Portable Diagnostic Tool Saving Rural Lives

Samuel Sia holding diagnostic device
Samuel Sia (Eileen Barroso)

Every year, millions of people in the developing world die of syphilis, tetanus, hepatitis, and other infections that could be easily treated with antibiotics. Often, the problem is not a lack of medicine but a failure to diagnose patients. That’s because health workers don’t have a practical way to screen people in rural areas: they must collect blood samples in remote health clinics, transport the samples to a laboratory that may be hundreds of miles away, and then return weeks later in an attempt to locate everybody who tested positive.

“This is time-consuming and very expensive,” says Samuel Sia, a Columbia associate professor of biomedical engineering. “Aid agencies literally don’t have the resources to do it.”

Sia recognized this problem while traveling in Togo as a graduate student about ten years ago. And he believes that he has a solution: a portable diagnostic tool the size and shape of a credit card. The device, which he calls an mChip, requires just a drop of blood from a finger prick and reveals its diagnosis in fifteen minutes.

“This could dramatically reduce the cost of a large-scale screening program,” Sia says. “It could also improve the likelihood that a sick person will get treated, because health workers could administer medicine on the spot.”

In creating the mChip, Sia’s research team had to miniaturize and tweak many aspects of the diagnostic process. A special anticoagulant is used to get blood flowing through the mChip’s hairline channels; ultimately, tiny gold particles react to form a cloud of silver ions when there is sign of an infection. 

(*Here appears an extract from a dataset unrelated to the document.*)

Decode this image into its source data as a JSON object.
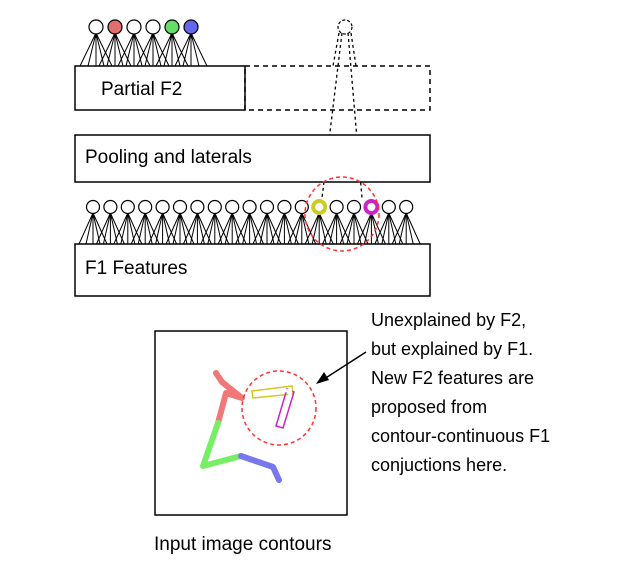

“If you see silver, you’ve got a positive diagnosis,” says Sia. “It’s as easy as reading a home pregnancy test. With conventional diagnostics, you need a microscope to view the chemical reaction that is the basis of your test.” 

The mChip is not the first portable diagnostic device of its type; handheld tools already exist for detecting HIV. But the mChip has an advantage over similar technologies, Sia says, in that it is a versatile tool that could be easily adapted for testing for hepatitis, herpes, gonorrhea, and chlamydia, as well as HIV and syphilis.

Over the past four years, Sia and several collaborators, including Wafaa El-Sadr, a Columbia public-health professor and a prominent HIV/AIDS researcher, have been using the mChip on a trial basis in Rwanda. They recently published a paper in Nature Medicine reporting that it detects HIV and syphilis with nearly 100 percent accuracy. This was based on a small study of a few hundred people; Sia and a private company he co-founded in 2004, Claros Diagnostics, are now seeking funds to conduct larger clinical trials.

“One of the most important applications for the mChip is for screening pregnant women and infants, because deadly infections can get passed on to newborns,” Sia says. “In rural areas, drugs are often available to treat these infections, but you don’t know whom to give the medicine to. So the main challenge is really diagnostics.”